As Elijah and Xavier make their way toward Moose Factory to enlist in the war, they track a lynx through the woods and are confused when the tracks suddenly disappear. These mysterious tracks are mirrored in the “trickster” games Niska plays with the wemistikoshiw trapper—she swings from a tree to conceal her tracks—which implies that Niska is never far as Elijah and Xavier make the three-day journey to town. On the last night before Elijah and Xavier join the army, a lynx circles their tent in the woods and cries. The lynx sounds “hurt,” like a “mother who’s lost her children.” Boyden implies that this wounded lynx is the spirit of Niska, mourning the loss of Xavier and Elijah—her “children” for all intents and purposes—as they go off to war. At the end of the novel, as Niska and Xavier climb out of the matatosowin for the last time, there is a sense of hope and optimism as a lynx in the distance keeps “watch with her yellow eyes.” Niska and Xavier are protected by the spirit of the lynx as they complete their journey home, suggesting that their spiritual connection with nature as Indigenous people is what gives them strength.

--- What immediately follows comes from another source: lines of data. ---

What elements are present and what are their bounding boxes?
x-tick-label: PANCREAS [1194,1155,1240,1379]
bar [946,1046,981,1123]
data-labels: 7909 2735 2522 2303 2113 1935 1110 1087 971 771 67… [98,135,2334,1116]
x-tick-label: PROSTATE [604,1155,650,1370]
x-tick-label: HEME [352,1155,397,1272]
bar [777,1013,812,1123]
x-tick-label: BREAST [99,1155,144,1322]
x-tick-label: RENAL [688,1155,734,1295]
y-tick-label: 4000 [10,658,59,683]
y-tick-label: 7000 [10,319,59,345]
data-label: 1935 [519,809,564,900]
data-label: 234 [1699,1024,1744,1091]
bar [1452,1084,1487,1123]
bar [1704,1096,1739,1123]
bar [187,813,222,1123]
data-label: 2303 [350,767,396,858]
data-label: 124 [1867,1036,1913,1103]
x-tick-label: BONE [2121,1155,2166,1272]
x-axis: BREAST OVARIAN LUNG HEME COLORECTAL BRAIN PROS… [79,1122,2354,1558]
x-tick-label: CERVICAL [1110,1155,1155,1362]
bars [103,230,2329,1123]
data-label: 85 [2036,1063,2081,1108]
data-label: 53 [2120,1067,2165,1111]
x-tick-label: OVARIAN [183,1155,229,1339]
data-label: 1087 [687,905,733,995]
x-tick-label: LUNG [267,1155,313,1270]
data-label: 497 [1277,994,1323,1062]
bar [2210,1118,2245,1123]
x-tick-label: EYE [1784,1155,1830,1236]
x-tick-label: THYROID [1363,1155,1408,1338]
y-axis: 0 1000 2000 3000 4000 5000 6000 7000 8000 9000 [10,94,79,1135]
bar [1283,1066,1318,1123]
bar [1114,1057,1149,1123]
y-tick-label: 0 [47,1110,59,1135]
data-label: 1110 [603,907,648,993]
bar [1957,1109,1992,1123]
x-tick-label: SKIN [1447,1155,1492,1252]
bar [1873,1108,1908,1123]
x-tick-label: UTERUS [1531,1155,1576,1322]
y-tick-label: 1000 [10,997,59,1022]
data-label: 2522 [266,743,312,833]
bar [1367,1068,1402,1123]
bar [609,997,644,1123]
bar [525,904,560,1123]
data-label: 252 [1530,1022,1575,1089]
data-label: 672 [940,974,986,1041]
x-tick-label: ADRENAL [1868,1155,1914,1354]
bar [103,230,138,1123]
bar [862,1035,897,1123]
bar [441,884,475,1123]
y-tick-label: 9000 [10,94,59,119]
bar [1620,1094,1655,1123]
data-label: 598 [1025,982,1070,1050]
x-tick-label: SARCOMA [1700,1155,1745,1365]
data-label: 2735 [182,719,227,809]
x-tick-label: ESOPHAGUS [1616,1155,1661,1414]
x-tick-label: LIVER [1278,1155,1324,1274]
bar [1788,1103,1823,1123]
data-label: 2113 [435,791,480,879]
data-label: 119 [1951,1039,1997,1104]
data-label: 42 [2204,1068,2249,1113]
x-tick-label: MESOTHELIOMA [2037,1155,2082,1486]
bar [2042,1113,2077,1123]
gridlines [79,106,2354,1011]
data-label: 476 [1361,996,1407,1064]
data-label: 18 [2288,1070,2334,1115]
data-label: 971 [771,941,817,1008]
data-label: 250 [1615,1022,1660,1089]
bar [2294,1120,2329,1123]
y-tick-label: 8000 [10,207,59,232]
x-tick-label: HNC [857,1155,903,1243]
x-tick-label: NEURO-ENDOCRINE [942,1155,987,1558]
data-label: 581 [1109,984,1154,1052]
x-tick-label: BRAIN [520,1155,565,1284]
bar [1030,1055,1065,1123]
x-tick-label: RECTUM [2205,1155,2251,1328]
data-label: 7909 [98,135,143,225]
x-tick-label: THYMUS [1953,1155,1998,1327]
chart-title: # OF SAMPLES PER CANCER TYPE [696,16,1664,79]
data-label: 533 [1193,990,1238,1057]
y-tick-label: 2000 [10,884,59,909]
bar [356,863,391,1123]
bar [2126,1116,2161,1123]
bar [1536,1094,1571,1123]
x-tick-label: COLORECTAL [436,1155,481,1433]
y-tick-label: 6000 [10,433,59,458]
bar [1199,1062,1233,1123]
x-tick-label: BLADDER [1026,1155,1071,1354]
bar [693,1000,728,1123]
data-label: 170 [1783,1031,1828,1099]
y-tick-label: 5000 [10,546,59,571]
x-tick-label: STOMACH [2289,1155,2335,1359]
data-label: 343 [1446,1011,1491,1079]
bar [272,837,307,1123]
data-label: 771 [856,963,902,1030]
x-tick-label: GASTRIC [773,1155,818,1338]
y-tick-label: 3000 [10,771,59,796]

The Lynx Quotes in Three Day Road
The awawatuk accepted that I was the natural extension of my father, the new limb through which my family's power travelled. By the time I was living my seventeenth winter, men would come to me not for what men usually seek women out for, but to ask questions and advice. Most often, they wanted to know where to find game, and so I divined for them, placing the shoulder blade of the animal on coals and dripping water onto it as I had watched my father do. The rare hunter came to me wanting to understand the symbol of a dream and sometimes to learn his future. If I had not experienced a fit in some time, I constructed a shaking tent and crawled into it, summoned the spirits of the forest animals to come inside and join me, so many of them sometimes that the walls of my tent puffed out and drew in with their breath, becoming a living thing all its own. Most often, though, it was the spirit of the lynx that came to me first and stayed through the night, showing through its sharp eyes the secrets of the forest.
Tonight I do not worry about making camp. I just pull our blankets from the canoe and we curl up in them and watch the fire. In a little while I will have to add more wood to keep the chill away. Nephew breathes calmly. I listen to the sounds of the night animals not so far away. I hear the fox and the marten chasing mice. I hear the whoosh of great wings as an Arctic owl sweeps close by, and after that the almost silent step of a bigger animal, a lynx perhaps, keeping watch with her yellow eyes. I lie here and look at the sky, then at the river, the black line of it heading north. By tomorrow we'll be home.